# New Slaanesh Lord with terminator armor



## chaoslovechild (Jul 16, 2012)

Hi All, after mauling how to equip my lord, i decided to go with lighten claws. I know he might not be the best lord choice or best equipped to destroy all who follow the false emperor but It was a vision that I got that I wanted to try and convert. I might paint the claw for the wings on this left shoulder or green stuff one. 

Next step is laying some paint but I just wanted to share my pride and joy and the beginnings of my Slaanesh army.































All comments are welcomed.


----------



## neferhet (Oct 24, 2012)

Awesome conversion man! that helbrute piece looks sweet on the termy lord! what colours are you going for?


----------



## Jolnir (Feb 11, 2014)

Badass. Regardless of their effectiveness, lightning claws just look so sick. Excited to see some paint on it.


----------



## chaoslovechild (Jul 16, 2012)

neferhet said:


> Awesome conversion man! that helbrute piece looks sweet on the termy lord! what colours are you going for?


Thank you man, I was worried about it not fitting but thank god for green stuff lol. I am still thinking about paint. Not sure if i want to go purple and gold or black and purple with gold. I have so much issues painting pink that it sucks lol.


----------



## chaoslovechild (Jul 16, 2012)

Jolnir said:


> Badass. Regardless of their effectiveness, lightning claws just look so sick. Excited to see some paint on it.


Thank you for your kind words. I always thought LC look great, i was thinking of magnetizing a power fist but I already have plans for a slaanesh lord on a steed. 

I will be happy if this guy gets some play and a chance to pay me back for the cuts on my thumb lol


----------



## DeathKlokk (Jun 9, 2008)

Nice! I will be building a Flawless Host soon so I really like this conversion.


----------



## Jacobite (Jan 26, 2007)

neferhet said:


> Awesome conversion man! that helbrute piece looks sweet on the termy lord!

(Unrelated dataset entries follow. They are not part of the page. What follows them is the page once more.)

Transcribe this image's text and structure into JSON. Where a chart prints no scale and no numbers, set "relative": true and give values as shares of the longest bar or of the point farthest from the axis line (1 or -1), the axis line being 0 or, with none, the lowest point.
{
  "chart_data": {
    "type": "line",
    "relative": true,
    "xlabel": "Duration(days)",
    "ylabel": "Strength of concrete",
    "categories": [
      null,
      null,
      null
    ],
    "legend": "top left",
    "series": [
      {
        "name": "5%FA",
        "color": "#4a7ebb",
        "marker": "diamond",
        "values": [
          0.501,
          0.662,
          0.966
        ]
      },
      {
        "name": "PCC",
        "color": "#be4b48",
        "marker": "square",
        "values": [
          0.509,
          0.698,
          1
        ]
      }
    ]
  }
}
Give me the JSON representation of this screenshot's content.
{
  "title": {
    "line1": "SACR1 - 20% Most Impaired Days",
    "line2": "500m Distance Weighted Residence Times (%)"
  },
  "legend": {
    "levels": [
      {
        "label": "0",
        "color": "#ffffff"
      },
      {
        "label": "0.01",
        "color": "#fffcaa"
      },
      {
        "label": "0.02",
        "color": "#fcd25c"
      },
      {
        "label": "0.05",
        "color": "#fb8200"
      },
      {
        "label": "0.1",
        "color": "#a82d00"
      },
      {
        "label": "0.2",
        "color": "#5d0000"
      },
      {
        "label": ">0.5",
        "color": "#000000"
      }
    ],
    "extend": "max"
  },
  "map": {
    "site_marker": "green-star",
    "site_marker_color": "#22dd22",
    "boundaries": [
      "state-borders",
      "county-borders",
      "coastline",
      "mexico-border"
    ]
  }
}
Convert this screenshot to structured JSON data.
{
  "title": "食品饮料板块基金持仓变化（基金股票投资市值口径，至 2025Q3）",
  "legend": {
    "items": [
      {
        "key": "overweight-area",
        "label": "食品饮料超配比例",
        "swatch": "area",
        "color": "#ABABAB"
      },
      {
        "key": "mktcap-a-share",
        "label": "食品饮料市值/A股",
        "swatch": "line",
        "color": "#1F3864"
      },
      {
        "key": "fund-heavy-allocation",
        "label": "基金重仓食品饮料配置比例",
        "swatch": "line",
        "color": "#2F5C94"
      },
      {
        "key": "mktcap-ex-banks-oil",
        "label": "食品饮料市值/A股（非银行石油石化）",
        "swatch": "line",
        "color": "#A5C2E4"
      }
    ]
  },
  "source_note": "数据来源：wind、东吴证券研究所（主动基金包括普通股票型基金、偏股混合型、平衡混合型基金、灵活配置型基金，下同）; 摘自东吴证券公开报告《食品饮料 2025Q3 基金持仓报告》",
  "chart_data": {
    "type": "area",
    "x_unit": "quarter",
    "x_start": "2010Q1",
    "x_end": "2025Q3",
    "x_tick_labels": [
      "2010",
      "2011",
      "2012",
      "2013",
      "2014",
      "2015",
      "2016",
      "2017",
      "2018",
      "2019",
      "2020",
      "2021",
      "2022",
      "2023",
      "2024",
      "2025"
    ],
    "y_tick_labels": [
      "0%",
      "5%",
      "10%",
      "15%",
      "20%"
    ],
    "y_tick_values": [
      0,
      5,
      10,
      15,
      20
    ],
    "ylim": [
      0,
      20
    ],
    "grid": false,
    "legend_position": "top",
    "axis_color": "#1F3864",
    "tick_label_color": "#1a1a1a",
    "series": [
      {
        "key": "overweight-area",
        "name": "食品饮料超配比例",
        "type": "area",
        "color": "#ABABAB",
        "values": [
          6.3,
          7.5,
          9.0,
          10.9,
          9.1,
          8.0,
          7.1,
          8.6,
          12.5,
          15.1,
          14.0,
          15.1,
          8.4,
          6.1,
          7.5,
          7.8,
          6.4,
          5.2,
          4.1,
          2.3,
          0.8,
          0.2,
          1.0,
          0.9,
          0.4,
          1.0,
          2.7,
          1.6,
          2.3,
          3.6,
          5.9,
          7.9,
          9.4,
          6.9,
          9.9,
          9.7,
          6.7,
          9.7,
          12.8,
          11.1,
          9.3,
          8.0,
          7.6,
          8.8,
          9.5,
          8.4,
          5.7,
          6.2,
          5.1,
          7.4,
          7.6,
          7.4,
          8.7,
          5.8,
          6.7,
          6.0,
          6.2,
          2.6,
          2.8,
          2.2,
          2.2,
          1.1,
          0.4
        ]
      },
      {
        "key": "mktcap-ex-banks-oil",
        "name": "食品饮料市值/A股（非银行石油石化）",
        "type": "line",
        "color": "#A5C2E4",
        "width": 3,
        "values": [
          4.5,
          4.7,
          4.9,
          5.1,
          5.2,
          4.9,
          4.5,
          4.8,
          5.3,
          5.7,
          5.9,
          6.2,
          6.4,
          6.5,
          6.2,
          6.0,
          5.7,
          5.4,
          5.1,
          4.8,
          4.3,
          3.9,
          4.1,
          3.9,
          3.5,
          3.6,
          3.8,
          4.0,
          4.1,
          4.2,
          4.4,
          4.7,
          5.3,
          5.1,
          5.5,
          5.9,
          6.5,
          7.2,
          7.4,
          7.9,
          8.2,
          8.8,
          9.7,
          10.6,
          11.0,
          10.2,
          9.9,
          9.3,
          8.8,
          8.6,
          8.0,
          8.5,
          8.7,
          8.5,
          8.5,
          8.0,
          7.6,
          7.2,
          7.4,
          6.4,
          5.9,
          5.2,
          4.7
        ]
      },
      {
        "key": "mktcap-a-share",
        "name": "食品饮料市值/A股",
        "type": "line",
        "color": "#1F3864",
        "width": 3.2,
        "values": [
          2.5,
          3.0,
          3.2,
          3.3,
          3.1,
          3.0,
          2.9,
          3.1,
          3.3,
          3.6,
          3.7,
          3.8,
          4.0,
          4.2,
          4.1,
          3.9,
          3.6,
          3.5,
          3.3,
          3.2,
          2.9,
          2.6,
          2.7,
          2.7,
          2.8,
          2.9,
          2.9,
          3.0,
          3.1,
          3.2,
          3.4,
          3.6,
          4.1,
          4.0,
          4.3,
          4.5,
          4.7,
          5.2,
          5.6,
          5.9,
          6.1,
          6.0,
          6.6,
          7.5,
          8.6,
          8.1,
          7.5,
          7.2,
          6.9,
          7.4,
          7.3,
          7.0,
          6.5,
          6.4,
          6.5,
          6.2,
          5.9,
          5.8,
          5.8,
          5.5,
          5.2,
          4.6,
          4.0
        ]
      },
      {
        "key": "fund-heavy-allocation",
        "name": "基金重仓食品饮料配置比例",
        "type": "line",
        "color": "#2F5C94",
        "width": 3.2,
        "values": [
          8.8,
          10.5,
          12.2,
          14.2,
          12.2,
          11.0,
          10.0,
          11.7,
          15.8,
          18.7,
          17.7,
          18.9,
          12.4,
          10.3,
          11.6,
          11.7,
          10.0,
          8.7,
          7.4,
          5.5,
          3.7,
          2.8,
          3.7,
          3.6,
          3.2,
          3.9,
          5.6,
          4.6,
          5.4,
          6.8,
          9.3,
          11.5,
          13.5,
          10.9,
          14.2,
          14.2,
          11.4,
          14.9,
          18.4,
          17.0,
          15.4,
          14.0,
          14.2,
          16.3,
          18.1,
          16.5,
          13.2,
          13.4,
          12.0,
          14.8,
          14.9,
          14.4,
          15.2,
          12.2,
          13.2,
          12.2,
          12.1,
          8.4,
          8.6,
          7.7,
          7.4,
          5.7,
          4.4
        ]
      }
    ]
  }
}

+1 to that! Really nice work!


----------



## Svartmetall (Jun 16, 2008)

Very nice idea to use the Helbrute part there - good one.


----------



## Chitose (Dec 30, 2012)

That's pretty cool. How well does the helbrute torso fit with the other bits?


----------



## chaoslovechild (Jul 16, 2012)

Chitose said:


> That's pretty cool. How well does the helbrute torso fit with the other bits?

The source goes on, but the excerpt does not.